State-run India Meteorological Department (IMD) predicted a “normal” monsoon rainfall up to 96% of the long-period average or LPA (error +/-5%) of 86.86 cm for 2023. The IMD expects the adverse impact of El Nino to be neutralised, HT reported, adding that the department follows different categorisations for rainfall in meteorological regions. For all-India measurements, there is a 35% probability of normal and a 29% possibility of below-normal monsoon this year, IMD said, adding that El Nino Southern Oscillation (ENSO) neutral conditions prevailed and El Nino was expected to develop in July.
Private forecaster Skymet Weather predicted “below normal” rainfall between June and September, citing a strengthening El Nino phenomenon. Climate models also warn of development of “super El Nino” by the end of 2023. The annual monsoon forecast is much awaited and both Skymet and IMD issue multiple forecasts. Early forecasts, including those of El Nino, tend to miss the target, as they are more accurate closer to the event.
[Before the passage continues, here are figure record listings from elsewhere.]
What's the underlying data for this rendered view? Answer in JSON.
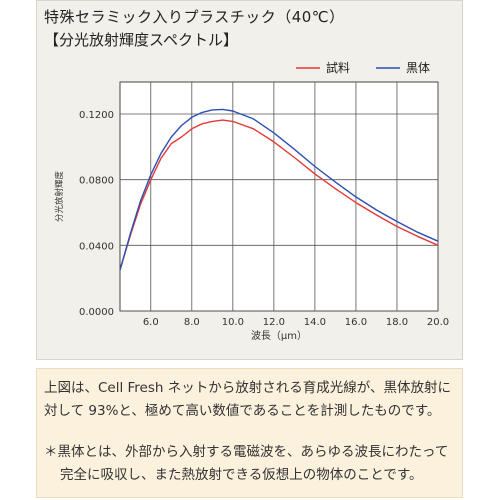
{
  "chart": {
    "title": "特殊セラミック入りプラスチック（40℃）",
    "subtitle": "【分光放射輝度スペクトル】"
  },
  "chart_data": {
    "type": "line",
    "title": "特殊セラミック入りプラスチック（40℃）",
    "subtitle": "【分光放射輝度スペクトル】",
    "xlabel": "波長（μm）",
    "ylabel": "分光放射輝度",
    "xlim": [
      4.5,
      20.0
    ],
    "ylim": [
      0.0,
      0.12
    ],
    "xticks": [
      "6.0",
      "8.0",
      "10.0",
      "12.0",
      "14.0",
      "16.0",
      "18.0",
      "20.0"
    ],
    "yticks": [
      "0.0000",
      "0.0400",
      "0.0800",
      "0.1200"
    ],
    "grid": true,
    "legend_position": "top-right",
    "series": [
      {
        "name": "試料",
        "color": "#e53935",
        "x": [
          4.5,
          5.0,
          5.5,
          6.0,
          6.5,
          7.0,
          7.5,
          8.0,
          8.5,
          9.0,
          9.5,
          10.0,
          11.0,
          12.0,
          13.0,
          14.0,
          15.0,
          16.0,
          17.0,
          18.0,
          19.0,
          20.0
        ],
        "values": [
          0.025,
          0.046,
          0.065,
          0.08,
          0.093,
          0.102,
          0.106,
          0.111,
          0.114,
          0.1155,
          0.1163,
          0.1155,
          0.111,
          0.103,
          0.0935,
          0.0835,
          0.0745,
          0.066,
          0.0585,
          0.0515,
          0.0455,
          0.04
        ]
      },
      {
        "name": "黒体",
        "color": "#2b4fb3",
        "x": [
          4.5,
          5.0,
          5.5,
          6.0,
          6.5,
          7.0,
          7.5,
          8.0,
          8.5,
          9.0,
          9.5,
          10.0,
          11.0,
          12.0,
          13.0,
          14.0,
          15.0,
          16.0,
          17.0,
          18.0,
          19.0,
          20.0
        ],
        "values": [
          0.025,
          0.047,
          0.067,
          0.083,
          0.096,
          0.106,
          0.113,
          0.118,
          0.121,
          0.1225,
          0.1228,
          0.1218,
          0.117,
          0.1085,
          0.0985,
          0.088,
          0.0785,
          0.0695,
          0.0615,
          0.0545,
          0.048,
          0.0425
        ]
      }
    ]
  },
  "caption": {
    "text": "上図は、Cell Fresh ネットから放射される育成光線が、黒体放射に対して 93%と、極めて高い数値であることを計測したものです。",
    "note_line1": "＊黒体とは、外部から入射する電磁波を、あらゆる波長にわたって",
    "note_line2": "完全に吸収し、また熱放射できる仮想上の物体のことです。"
  }
}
Most heat action plans in India underfunded, lack local context: Report
A new report by the Centre for Policy Research (CPR) assessed 37 heat action plans (HAPs) across 18 states in India to understand how well prepared the country is to deal with heat waves. Most HAPs are not built for local context and have a simplified view with a general focus on dry extreme heat. Only 10 out of 37 HAPs reviewed seem to establish locally defined temperature thresholds, although it is unclear whether they take local risk multipliers, such as humidity, hot nights, and duration of continuous heat among others, into account to declare a heatwave. The plans are also underfunded and poor at identifying and targeting vulnerable groups. Only two of 37 HAPs explicitly carry out and present vulnerability assessments and only 11 of 37 HAPs discuss funding sources. HAPs are India’s primary policy response to economically damaging and life-threatening heat waves.
India ranks fifth among top 10 contributors to global warming: Study
A new study published in Scientific Data finds that India is responsible for 0.08°C of warming from the 1850s through 2021. Overall, the country ranks fifth among the top 10 contributors to warming. The United States topped the list with a contribution of 0.28 degrees Celsius of rise in temperature. China stood second with 0.20°C of warming, followed by Russia at 0.10 degrees Celsius, and Brazil at 0.08°C. Indonesia, Germany, the United Kingdom, Japan and Canada each contributed 0.03-0.05°C of warming. Researchers calculated the Nationally Determined Contributions (NDCs) of each country and the analysis shows that CO2 is responsible for 1.11°C of warming compared to methane at 0.41°C and nitrous oxide at 0.08°C.
Slowdown in Antarctic deep ocean currents could have disastrous effects on climate
New research by a team of Australian scientists found that the deep-water flows which drive ocean currents could decline by 40% by 2050, resulting in the reduction of the ocean’s ability to absorb carbon dioxide from the atmosphere as well impacting wildlife. The currents carry vital heat, oxygen, carbon and nutrients around the globe. The report outlines how ocean currents are partly driven by the downward movement of cold, dense saltwater towards the sea bed near Antarctica. But as fresh water from the ice cap melts, seawater becomes less salty and dense, and the downward movement slows. These deep ocean currents in the northern and southern hemispheres have been relatively stable for thousands of years, but they are now being disrupted by the warming climate.
Compound drought heat wave events pose a huge risk to future socio-ecosystem productivity: Study
Climate change is one of the most serious threats to society and is expected to generate more extreme weather events. A recent study has found that the risk of compound drought heat wave events (CDHEs) and their intensity has intensified in recent decades and is expected to increase in the future. There is no distribution of extreme CDHEs in high-altitude areas such as North America, northern Eurasia, and the Qinghai-Tibet Plateau. However, northern Africa, Southern China, and tropical areas are more prone to extreme heat and drought events. Population exposure to severe CDHEs under 2.0 °C and 3.0 °C global warming is expected to increase by 108 and 266 million, respectively, compared with the 1.5 °C global warming. The impact will also be felt on crop growth and food security, resulting in serious economic losses. While drought reduces the yield by slowing down photosynthesis and shortening the growth season, heatwaves directly affect crop growth by reducing pollen viability and damaging tissues, and indirectly reducing the yield by decreasing soil moisture.